Q - Vous êtes littéralement en route pour le Quai d'Orsay et on vous suit ce matin. Comment ça s'est passé autour de la table, première réunion, premier petit-déjeuner entre des gens qui jusqu'à samedi ne s'appréciaient pas franchement ?

R - Ça s'est passé très simplement, avec une prise de parole du Premier ministre qui, sur le plan de la méthode mais aussi sur le plan de ses priorités - qu'il a d'ailleurs rappelées hier soir au 20h -, a pris le moment de s'exprimer. Et ça a été suivi par un tour de table qui a permis à chacun de se présenter, et donc à celles et ceux qui ne se connaissaient pas de s'identifier les uns les autres.

Q - Alors justement, pour les Français qui ne vous connaîtraient pas, vous avez 41 ans, vous êtes issu du Modem, le parti de François Bayrou, vous avez déjà été en charge des affaires européennes, du numérique également. Il n'y a pas un vertige, quand ce lundi 23 septembre, vous êtes là, vous vous retrouvez ministre des affaires étrangères, que dans quelques heures vous êtes attendu à New York pour l'Assemblée générale de l'ONU, qu'il va y avoir des dossiers lourds à traiter - le Liban, Israël, Gaza, évidemment, l'Ukraine ? Il n'y a pas un vertige ce matin, pour vous ?

R - Il y a un sentiment d'humilité face aux responsabilités qui m'ont été confiées par le Président de la République et le Premier ministre, et puis effectivement une grande concentration, parce que c'est une journée importante, qui va commencer par ce moment qui est un rituel de passation de pouvoir dans le ministère avec mon prédécesseur Stéphane Séjourné, suivi dès cet après-midi de rencontres avec mes homologues et d'une intervention devant l'Assemblée générale des Nations unies. Et donc évidemment j'aborde cette séquence avec humilité et concentration, et en prenant la mesure de l'honneur qui m'a été fait de représenter la France dès aujourd'hui à New York, aux Nations unies.

Q - Humilité, Jean-Noël Barrot, aussi parce que certains s'interrogent sur le fait de savoir si la voix de la France porte encore, justement ?

R - Je crois que la voix de la France porte, grâce au travail de la diplomatie française partout dans le monde. Dans nos réseaux consulaires et diplomatiques, nous sommes pleinement mobilisés pour défendre la paix, pour oeuvrer au service du climat, de la démocratie et de la prospérité partagée de la France, de l'Europe mais aussi du reste du monde. La voix de la France, c'est la voix de la justice, c'est la voix de l'humanisme, c'est la voix de l'équilibre, c'est aussi la voix de l'espérance.
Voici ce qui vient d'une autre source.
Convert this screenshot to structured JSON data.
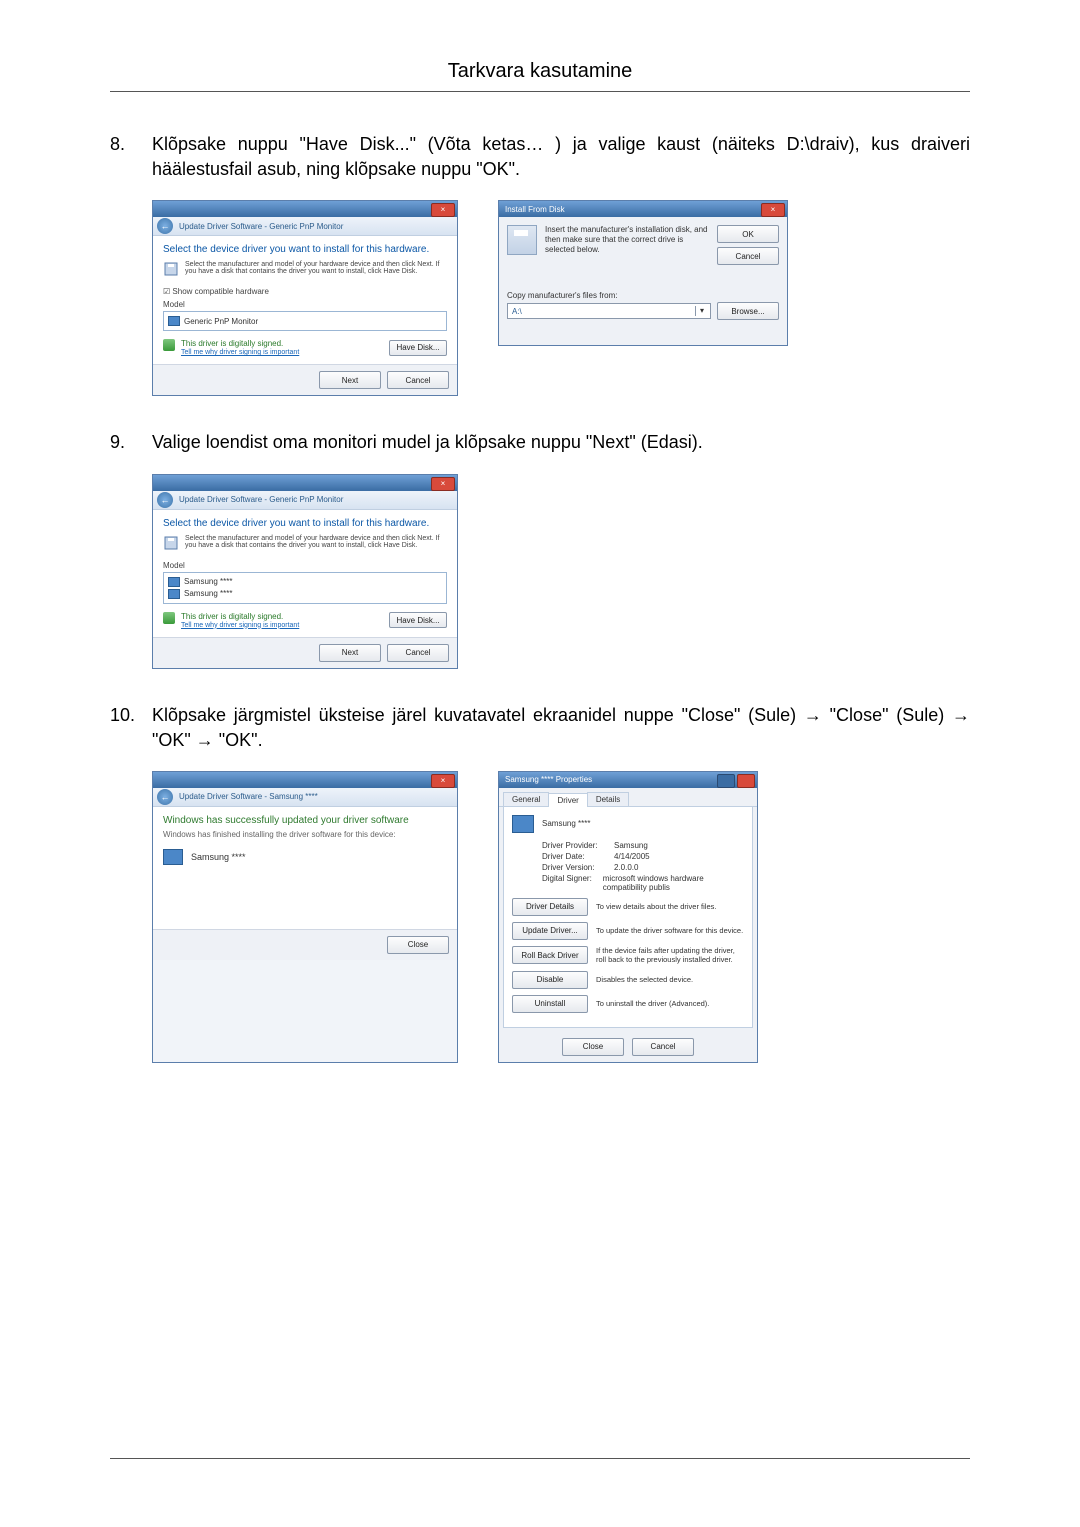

Partout, les opprimés attendent la voix de la France et les oppresseurs la redoutent.

Q - Mais alors, qu'est-ce que vous pouvez dire, par exemple, sur ce qui est en train de se passer au Proche-Orient ?

R - Ce sera au coeur des discussions que nous aurons à l'ONU. Vous connaissez la position de la France, celle qui consiste à trouver une solution durable avec un cessez-le-feu, avec la libération des otages et avec la création de deux Etats, qui garantisse la sécurité de l'un et de l'autre. Et c'est dans cet esprit que je me rendrai aux Etats-Unis tout à l'heure pour échanger avec mes homologues du monde arabe et puis mes homologues des pays européens et des pays occidentaux, pour que nous puissions aligner nos positions et peser de tout notre poids pour faire advenir une paix juste et durable dans la région.

Q - Je rappelle qu'on est avec vous dans votre voiture, que vous allez au Quai d'Orsay pour la passation de pouvoir avec Stéphane Séjourné. Au fait, Jean-Noël Barrot, comme ministre de l'Europe et des affaires étrangères, c'est qui votre patron ? C'est Emmanuel Macron ou c'est Michel Barnier ?

R - Vous connaissez la Constitution et je ne vais pas vous la relire. C'est Michel Barnier qui a proposé ma nomination, à laquelle a procédé le Président de la République. Et il va de soi que s'agissant des affaires étrangères, des affaires européennes, je travaillerai en étroite coordination avec Michel Barnier et Emmanuel Macron.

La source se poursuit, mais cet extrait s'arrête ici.